131st MAINE LEGISLATURE
LD 1964 LR 9(01)
An Act to Implement the Recommendations of the Commission to Develop a Paid Family and Medical Leave Benefits Program
Preliminary Fiscal Impact Statement for Original Bill
Sponsor: Sen. Daughtry of Cumberland
Committee: Labor and Housing
Fiscal Note Required: Yes
             
Preliminary Fiscal Impact Statement
FY 2023-24 FY 2024-25 Projections  FY 2025-26 Projections  FY 2026-27
Net Cost (Savings)
General Fund $71,000,000 $0 $0 $0
Appropriations/Allocations
Other Special Revenue Funds $67,211,289 $6,571,264 $175,350,752 $352,298,665
Revenue
Other Special Revenue Funds $0 $181,838,250 $371,497,500 $387,471,150
Transfers
General Fund ($71,000,000) $0 $0 $0
Other Special Revenue Funds $71,000,000 $0 $0 $0
Fiscal Detail and Notes
This bill implements a paid family and medical leave benefits program that entitles eligible individuals to take leave from employment for certain family and medical reasons and receive paid benefits during that leave.  It authorizes the assessment of a premium based on employee wages, to begin on January 1, 2025, to finance the payment of benefits as well as administrative costs.  The bill provides that the premium amount may not be more than a combined rate of 1.0% of wages.  Employers that employ 15 or more employees are required to remit 100% of the cost of the premium which can include up to 50% deducted from employee wages.  Employers with fewer than 15 employees are required to remit 50% of the premium cost, all of which can be deducted from employee wages.
The bill establishes the weekly benefit amount to be paid at 90% of an employee's or self-employed individual's average weekly wage with a maximum weekly benefit amount being capped at 120% of the state average weekly wage and limits the aggregate amount of leave an individual may take to 16 weeks per year.  The bill establishes January 1, 2026 as the date benefit payments begin.  The bill requires the Department of Labor to administer the program and authorizes the use of a 3rd party administrator to conduct any functions necessary to implement the program.
This fiscal note utilizes information from the Maine Paid Family and Medical Leave Benefits Program actuarial study dated August 2022, performed by Milliman, Inc.  Milliman, Inc. prepared numerous program "design options" with varying assumptions on income replacement, waiting periods and benefit periods to estimate the contributions and benefit amounts that each option would generate.  Although the program design of 90% income replacement, 7 day waiting period and 16 weeks of maximum benefits included in this bill was not one of the options prepared by Milliman, Inc., this fiscal note uses an average of 2 design options that were included in the actuarial study that had benefit periods of 12 weeks and 20 weeks to get to an option with 16 weeks.  Based on this method, contributions of $181,838,250 are estimated to be received in fiscal year 2024-25.  Future contributions are estimated to be $371,497,500 in fiscal year 2025-26 and $387,471,150 in fiscal year 2026-27.  The amount of benefits to be paid to eligible employees are estimated to be $162,675,000 in fiscal year 2025-26 and $339,100,000 in fiscal year 2026-27.  Assuming these estimates are realized, the bill's required fund balance (annualized amount), defined as 140% of the previous year's expenditures, is unlikely to be achieved under a maximum 1% combined contribution rate.

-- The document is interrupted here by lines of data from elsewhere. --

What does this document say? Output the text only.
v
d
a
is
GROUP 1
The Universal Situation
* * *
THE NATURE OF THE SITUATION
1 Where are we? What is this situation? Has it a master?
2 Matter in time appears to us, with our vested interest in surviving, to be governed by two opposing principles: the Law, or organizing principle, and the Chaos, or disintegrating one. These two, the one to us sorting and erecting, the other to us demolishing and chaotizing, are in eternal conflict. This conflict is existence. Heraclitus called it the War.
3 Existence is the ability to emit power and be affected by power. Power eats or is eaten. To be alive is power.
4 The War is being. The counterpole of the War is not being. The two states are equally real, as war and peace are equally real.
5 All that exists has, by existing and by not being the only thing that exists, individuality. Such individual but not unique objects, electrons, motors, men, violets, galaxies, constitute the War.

The Department of Labor has estimated that it will cost approximately $67,211,289 in fiscal year 2023-24 and $6,571,264 in fiscal year 2024-25 to establish and implement the paid family and medical leave program.  Of that amount, approximately $65,000,000 is for the one-time cost in fiscal year 2023-24 to develop the infrastructure needed to collect the premiums from employers.  The estimated ongoing costs for the initial staff and related expenses needed to implement the program to be $2,211,289 in fiscal year 2023-24 and $6,571,264 in fiscal year 2024-25.  This estimates assumes 11 positions begin on October 1, 2023 and an additional 23 positions begin on July 1, 2024.  Because contributions to support the program will not begin until January 2025,  a one-time transfer of $71,000,000 from the unappropriated surplus of the General Fund to the Paid Family and Medical Leave Insurance Fund will be required no later than October 31, 2023.  The department estimates it will require a total of 95 positions to fully administer the program beginning in fiscal year 2025-26 at a cost of 12,675,751. 
Any family leave benefits and medical leave benefits paid under the program are not subject to the state income tax.